My mother was in an almost fatal car accident when I was 5 yrs old. It turns out, rolling one of those giant vans (you know, the ones with the ladders on the back) while not wearing a seat belt on a very rainy night can almost kill ya.
Lots of details I could go into here, like her being airlifted to the hospital. Or, the fact that she was in a coma for weeks upon weeks and when she woke up, she didn’t remember me or my little sister. I could also describe the horror she felt when she finally returned home and we forgot to tell her about our pet guinea pigs. We thought she’d remember… but she didn’t. So, there was lots of screaming that day. You try seeing a giant rat for the first time and have a 5 year old try to convince you that it’s a fun & fabulous pet. I’m sure it sucks.
I remember learning to tie my shoelaces at the hospital, as my mom learned to tie hers again. That was after she learned to walk again.
So, yeah, there’s a lot to be covered here, but I’ll save it for another time when and if I ever feel up to it.

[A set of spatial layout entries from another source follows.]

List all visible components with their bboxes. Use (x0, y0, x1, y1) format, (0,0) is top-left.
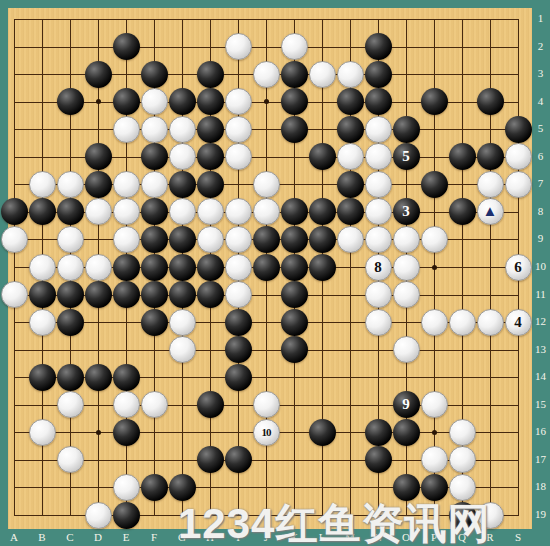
white-stone-F15 (141, 391, 168, 418)
white-stone-O13 (393, 336, 420, 363)
row-label-6: 6 (532, 150, 549, 162)
black-stone-K13 (281, 336, 308, 363)
black-stone-E16 (113, 419, 140, 446)
row-label-18: 18 (532, 480, 549, 492)
white-stone-D19 (85, 502, 112, 529)
black-stone-C11 (57, 281, 84, 308)
white-stone-F4 (141, 88, 168, 115)
black-stone-H5 (197, 116, 224, 143)
row-label-11: 11 (532, 288, 549, 300)
black-stone-L10 (309, 254, 336, 281)
black-stone-J10 (253, 254, 280, 281)
white-stone-C17 (57, 446, 84, 473)
black-stone-K8 (281, 198, 308, 225)
black-stone-B8 (29, 198, 56, 225)
black-stone-N17 (365, 446, 392, 473)
move-number-8: 8 (374, 260, 382, 275)
black-stone-F6 (141, 143, 168, 170)
row-label-9: 9 (532, 232, 549, 244)
white-stone-R7 (477, 171, 504, 198)
black-stone-H10 (197, 254, 224, 281)
black-stone-F3 (141, 61, 168, 88)
watermark-text: 1234红鱼资讯网 (178, 496, 550, 546)
black-stone-G10 (169, 254, 196, 281)
white-stone-F5 (141, 116, 168, 143)
white-stone-E5 (113, 116, 140, 143)
black-stone-O15: 9 (393, 391, 420, 418)
white-stone-I4 (225, 88, 252, 115)
white-stone-O11 (393, 281, 420, 308)
white-stone-C7 (57, 171, 84, 198)
row-label-2: 2 (532, 40, 549, 52)
grid-line (14, 350, 519, 351)
white-stone-N10: 8 (365, 254, 392, 281)
white-stone-M6 (337, 143, 364, 170)
black-stone-D11 (85, 281, 112, 308)
white-stone-S7 (505, 171, 532, 198)
black-stone-N2 (365, 33, 392, 60)
move-number-9: 9 (402, 397, 410, 412)
black-stone-H17 (197, 446, 224, 473)
white-stone-R12 (477, 309, 504, 336)
black-stone-M8 (337, 198, 364, 225)
black-stone-I13 (225, 336, 252, 363)
white-stone-K2 (281, 33, 308, 60)
white-stone-C10 (57, 254, 84, 281)
black-stone-E2 (113, 33, 140, 60)
white-stone-B12 (29, 309, 56, 336)
black-stone-I12 (225, 309, 252, 336)
black-stone-I17 (225, 446, 252, 473)
white-stone-D10 (85, 254, 112, 281)
white-stone-H9 (197, 226, 224, 253)
black-stone-E19 (113, 502, 140, 529)
black-stone-H11 (197, 281, 224, 308)
white-stone-J15 (253, 391, 280, 418)
col-label-E: E (116, 531, 136, 543)
white-stone-B10 (29, 254, 56, 281)
col-label-F: F (144, 531, 164, 543)
black-stone-O5 (393, 116, 420, 143)
black-stone-D14 (85, 364, 112, 391)
black-stone-G11 (169, 281, 196, 308)
row-label-17: 17 (532, 453, 549, 465)
black-stone-G7 (169, 171, 196, 198)
black-stone-C8 (57, 198, 84, 225)
hoshi-dot (264, 99, 269, 104)
black-stone-R6 (477, 143, 504, 170)
white-stone-S6 (505, 143, 532, 170)
white-stone-G12 (169, 309, 196, 336)
black-stone-A8 (1, 198, 28, 225)
black-stone-H4 (197, 88, 224, 115)
white-stone-N8 (365, 198, 392, 225)
white-stone-N7 (365, 171, 392, 198)
white-stone-N5 (365, 116, 392, 143)
white-stone-M3 (337, 61, 364, 88)
white-stone-N12 (365, 309, 392, 336)
white-stone-N11 (365, 281, 392, 308)
white-stone-M9 (337, 226, 364, 253)
black-stone-D6 (85, 143, 112, 170)
black-stone-P7 (421, 171, 448, 198)
black-stone-E4 (113, 88, 140, 115)
white-stone-I8 (225, 198, 252, 225)
white-stone-J16: 10 (253, 419, 280, 446)
white-stone-L3 (309, 61, 336, 88)
white-stone-N9 (365, 226, 392, 253)
white-stone-R8: ▲ (477, 198, 504, 225)
row-label-13: 13 (532, 343, 549, 355)
black-stone-J9 (253, 226, 280, 253)
row-label-5: 5 (532, 122, 549, 134)
white-stone-G13 (169, 336, 196, 363)
row-label-15: 15 (532, 398, 549, 410)
white-stone-C9 (57, 226, 84, 253)
black-stone-F11 (141, 281, 168, 308)
black-stone-Q8 (449, 198, 476, 225)
white-stone-A9 (1, 226, 28, 253)
white-stone-I9 (225, 226, 252, 253)
white-stone-E18 (113, 474, 140, 501)
white-stone-I2 (225, 33, 252, 60)
white-stone-S12: 4 (505, 309, 532, 336)
white-stone-G6 (169, 143, 196, 170)
hoshi-dot (96, 430, 101, 435)
white-stone-F7 (141, 171, 168, 198)
col-label-B: B (32, 531, 52, 543)
black-stone-H6 (197, 143, 224, 170)
col-label-C: C (60, 531, 80, 543)
black-stone-F12 (141, 309, 168, 336)
black-stone-S5 (505, 116, 532, 143)
black-stone-B14 (29, 364, 56, 391)
black-stone-L9 (309, 226, 336, 253)
white-stone-P17 (421, 446, 448, 473)
black-stone-M5 (337, 116, 364, 143)
white-stone-E7 (113, 171, 140, 198)
move-number-10: 10 (262, 427, 271, 438)
white-stone-B7 (29, 171, 56, 198)
black-stone-B11 (29, 281, 56, 308)
black-stone-N3 (365, 61, 392, 88)
white-stone-D8 (85, 198, 112, 225)
triangle-marker-icon: ▲ (483, 204, 498, 219)
white-stone-P12 (421, 309, 448, 336)
row-label-12: 12 (532, 315, 549, 327)
black-stone-O16 (393, 419, 420, 446)
black-stone-D3 (85, 61, 112, 88)
black-stone-D7 (85, 171, 112, 198)
white-stone-I6 (225, 143, 252, 170)
white-stone-H8 (197, 198, 224, 225)
hoshi-dot (432, 430, 437, 435)
white-stone-J3 (253, 61, 280, 88)
white-stone-P15 (421, 391, 448, 418)
black-stone-K5 (281, 116, 308, 143)
white-stone-G8 (169, 198, 196, 225)
black-stone-M7 (337, 171, 364, 198)
row-label-8: 8 (532, 205, 549, 217)
white-stone-Q17 (449, 446, 476, 473)
black-stone-O8: 3 (393, 198, 420, 225)
black-stone-L8 (309, 198, 336, 225)
white-stone-N6 (365, 143, 392, 170)
col-label-D: D (88, 531, 108, 543)
white-stone-O10 (393, 254, 420, 281)
black-stone-L6 (309, 143, 336, 170)
row-label-3: 3 (532, 67, 549, 79)
white-stone-A11 (1, 281, 28, 308)
white-stone-G5 (169, 116, 196, 143)
move-number-5: 5 (402, 149, 410, 164)
white-stone-I11 (225, 281, 252, 308)
black-stone-F18 (141, 474, 168, 501)
white-stone-E15 (113, 391, 140, 418)
col-label-A: A (4, 531, 24, 543)
row-label-7: 7 (532, 177, 549, 189)
black-stone-E10 (113, 254, 140, 281)
black-stone-H3 (197, 61, 224, 88)
white-stone-P9 (421, 226, 448, 253)
black-stone-K12 (281, 309, 308, 336)
go-diagram: 1234红鱼资讯网 ABCDEFGHIJKLMNOPQRS12345678910… (0, 0, 550, 546)
black-stone-H15 (197, 391, 224, 418)
black-stone-H7 (197, 171, 224, 198)
white-stone-O9 (393, 226, 420, 253)
move-number-3: 3 (402, 204, 410, 219)
white-stone-I5 (225, 116, 252, 143)
hoshi-dot (432, 265, 437, 270)
black-stone-R4 (477, 88, 504, 115)
move-number-4: 4 (514, 315, 522, 330)
black-stone-E11 (113, 281, 140, 308)
black-stone-Q6 (449, 143, 476, 170)
black-stone-F9 (141, 226, 168, 253)
white-stone-J7 (253, 171, 280, 198)
black-stone-G9 (169, 226, 196, 253)
black-stone-C14 (57, 364, 84, 391)
black-stone-E14 (113, 364, 140, 391)
black-stone-F8 (141, 198, 168, 225)
hoshi-dot (96, 99, 101, 104)
white-stone-C15 (57, 391, 84, 418)
black-stone-K11 (281, 281, 308, 308)
black-stone-P4 (421, 88, 448, 115)
row-label-1: 1 (532, 12, 549, 24)
white-stone-Q12 (449, 309, 476, 336)
move-number-6: 6 (514, 260, 522, 275)
white-stone-E9 (113, 226, 140, 253)
black-stone-I14 (225, 364, 252, 391)
black-stone-G4 (169, 88, 196, 115)
white-stone-J8 (253, 198, 280, 225)
black-stone-C12 (57, 309, 84, 336)
white-stone-Q16 (449, 419, 476, 446)
black-stone-K3 (281, 61, 308, 88)
white-stone-S10: 6 (505, 254, 532, 281)
row-label-16: 16 (532, 425, 549, 437)
black-stone-C4 (57, 88, 84, 115)
white-stone-E8 (113, 198, 140, 225)
black-stone-K9 (281, 226, 308, 253)
black-stone-M4 (337, 88, 364, 115)
black-stone-K10 (281, 254, 308, 281)
white-stone-I10 (225, 254, 252, 281)
white-stone-B16 (29, 419, 56, 446)
black-stone-O6: 5 (393, 143, 420, 170)
black-stone-L16 (309, 419, 336, 446)
black-stone-F10 (141, 254, 168, 281)
black-stone-N4 (365, 88, 392, 115)
row-label-4: 4 (532, 95, 549, 107)
black-stone-N16 (365, 419, 392, 446)
row-label-14: 14 (532, 370, 549, 382)
black-stone-K4 (281, 88, 308, 115)
row-label-10: 10 (532, 260, 549, 272)
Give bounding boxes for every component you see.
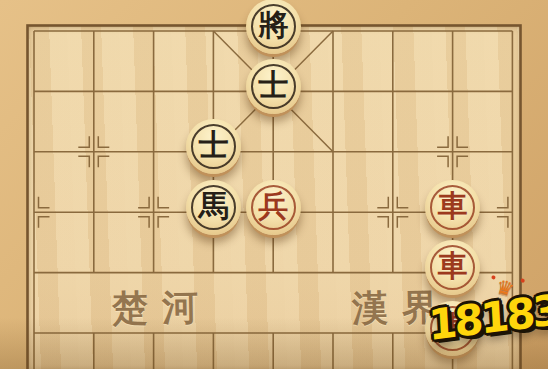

This post isn’t about that incident. It’s about who she became after the wreck. My mother blossomed into someone who never has a bad day. You would too, if you faced death the way that she did!
Here’s a list of some of her best qualities:
She’s always smiling. I’ve only seen her cry a few times in my life and when she does, it breaks your heart. It’s a child-like, innocent cry. The type of tears that come from those who only see the good in this world.
She finds the humor in everything. I’ve never met anyone who loves to laugh more than my mother.
She is always singing. She’s always got a song in her heart. She’ll walk through a room and you can hear the hum. When asked what song it is, her reply is usually, “I don’t know.” She’s been known to break out into a dance or two, at moment’s notice. I like to think that I inherited that gene from her. 😉
She doesn’t get mad. Sure, she gets frustrated when she can’t remember something. Losing your short-term memory will do that. And, sometimes she feels the need to apologize for the things she can’t remember. Although, none of us would ever hold it against her. The woman defied death. I think she’s entitled to whatever she does or doesn’t remember.
She loves to talk. She can talk to a complete stranger and often does. She talks when a room is too quiet, to fill the air with something (other than her humming). She assumes everyone wants to have a conversation with her, or at least listen to what’s on her mind.
She’s always got more to say. Whenever I have a phone conversation with her, immediately upon hanging up, I can almost guarantee that she will call back with what I call a “P.S.” – something she’s forgotten to tell me. I love her P.S.’s. They make me smile.
She talks to herself. I definitely inherited this from her.
She wakes up at the crack of dawn. And, that’s funny, because her name is Dawn. She goes to bed early and gets up before the sun. When I was younger, her mornings were spent reading devotionals and then watching Country Boy Eddie. I’m not sure what she watches these days. She still reads.
She keeps Post-Its everywhere to remind her of the things she needs to do. This is what people with short-term memory loss do. She also keeps a daily To-Do list. This what people with OR without short-term memory loss SHOULD do.
She wants to help in any way she can. She has a servant’s heart and wants to feel like she was of assistance in some way.
She ends every visit and phone call with “I Love You”. And she means it.
And, I want to be just like her when I grow up. I want to be content with everything I have and I want to wake up every day, not wasting one minute on sadness, but filling each moment with smiles, laughter, music, and the desire to help others.